I'm obsessed with timing and obviously drumming is very fundamental. Just like lot of inspiring drummers in history such as Clyde Stubblefield, Steve Gadd and Tony Williams, each drum machine has characteristic groove and tone. Obvious ones are the Roland TR series (808, 909, 707, 606) which created a whole 80's dance music, but my dream drum machine is the Linn LM-1 which was designed by Mr Roger Linn, who later developed the legendary Akai MPC60 and MPC3000. This machine was only produced in 725 units on this planet between 1980 and 1983 and it's got this magical groove that no other machine has… Linn later released the LM-2 with a higher sampling rate, more sounds and cheaper price tag, but that magical groove isn't there any more… It's like one of those vintage cars you would be really lucky just to find one, to see it with your own eyes. This is my tribute to the LM-1, and I submit to the universe that I should have this machine somehow very soon!

Prince / D.M.S.R.
Prince is the most famous user of the LM-1 and its beat is synonymous with his career from “1999” (’82) onwards. Now you know which groove & sounds I’m talking about, right?

The System / You Are In My System
Another characteristic LM-1 groove with amazing “call & response” style synth lines. You feel like you are inside of the matrix of the groove and I’d be tripped out every time this triplet hi-hat and tom-tom fill comes in.

Jamie Principle / Baby Wants To Ride (Club mix)
I’m not sure which drum machine was used on Frankie Knuckles version, but this particular mix by Steve “Silk” Hurley is definitely an LM-1. You can hear Prince vibe in this tune because of the LM-1.

The Time / 777-9311
The song was almost entirely written and performed by Prince at his home studio, with Morris Day adding the main vocal later. I don’t think any other drum machine can create this groove even if you program the same pattern. Prince nailed it with his signature bass line too.

Michael Jackson / Wanna Be Startin’ Somethin`
Now you know, most of drums on Thriller are a combination of LM-1, TR-808 with a bit of live drums. These drum machines were “the time machine” of the era.

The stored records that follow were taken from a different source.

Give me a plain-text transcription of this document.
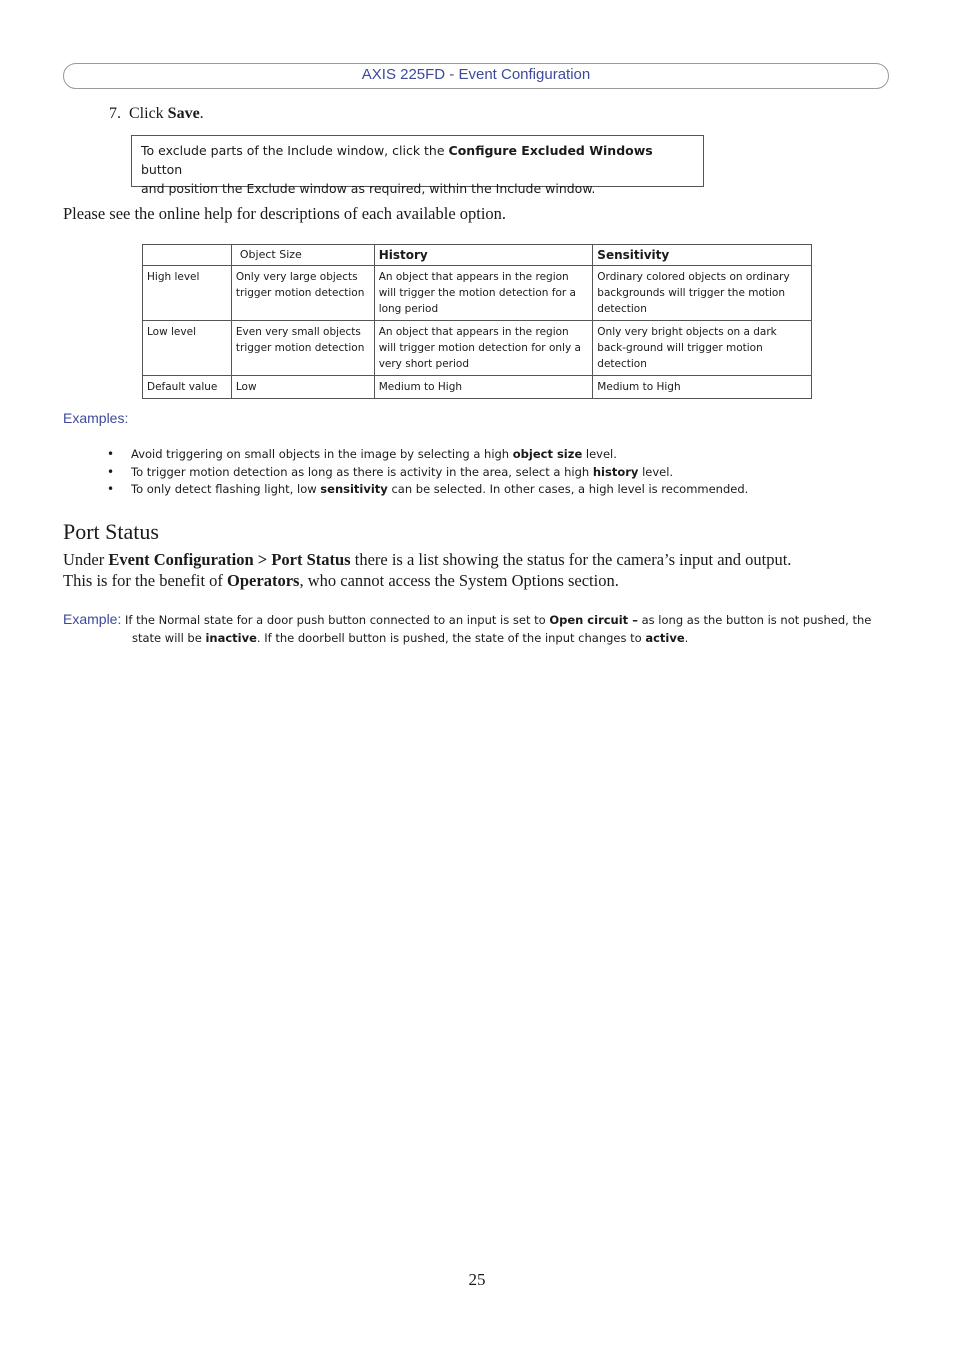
AXIS 225FD - Event Configuration
7. Click Save.
To exclude parts of the Include window, click the Configure Excluded Windows button
and position the Exclude window as required, within the Include window.
Please see the online help for descriptions of each available option.
	Object Size	History	Sensitivity
High level	Only very large objects trigger motion detection	An object that appears in the region will trigger the motion detection for a long period	Ordinary colored objects on ordinary backgrounds will trigger the motion detection
Low level	Even very small objects trigger motion detection	An object that appears in the region will trigger motion detection for only a very short period	Only very bright objects on a dark back-ground will trigger motion detection
Default value	Low	Medium to High	Medium to High
Examples:
• Avoid triggering on small objects in the image by selecting a high object size level.
• To trigger motion detection as long as there is activity in the area, select a high history level.
• To only detect flashing light, low sensitivity can be selected. In other cases, a high level is recommended.
Port Status
Under Event Configuration > Port Status there is a list showing the status for the camera’s input and output.
This is for the benefit of Operators, who cannot access the System Options section.
Example: If the Normal state for a door push button connected to an input is set to Open circuit – as long as the button is not pushed, the
state will be inactive. If the doorbell button is pushed, the state of the input changes to active.
25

George Benson / Turn Your Love Around
One of the first pop hits to feature the LM-1. Programmed by Jeff Porcaro from Toto. All session drummers at that time felt the LM-1 would take over their job, but some of them learnt how to program and took that job instead. Jeff Porcaro was such a prolific drummer though.

Wally Badarou / Mambo
This is the most spiritual sounding LM-1. A classic song from the Classic album “Echoes” by the original synth master. All drums on the album are the LM-1 alongside of heavy use of Sequential Circuits Prophet-5 polyphonic synthesiser.

Herbie Hancock / Textures
My Sensei, Herbie played all synths and programmed the LM-1 on this beautiful piece. One man band style featuring a giant Japanese analogue polyphonic synth YAMAHA CS-80 on bass and other synth sounds (it’s all about the after touch and ribbon controller effect). One of the most played songs in the last 6 months for me. I’m totally hooked on the album “Mr Hands” right now.

Bob James / Macumba
From “Hands Down” (`82). Luther Vandross and Patti Austin are in the backing vocal credits, as well as Rod Temperton (from Heatwave; the writer of few Michael Jackson’s songs) on writing credit.

Mtume / Juicy Fruit
Such a juicy beat although Mtume admitted he that didn’t use the LM-1 quantise function. The clear heavy sound of the LM-1 is there and cut through nicely in the mix. The whole song is based on the conversation between the bass and LM-1.

Was (Not Was) / Earth To Doris
They featured the LM-1 on few tracks including this one with a weird trippy story on top of it.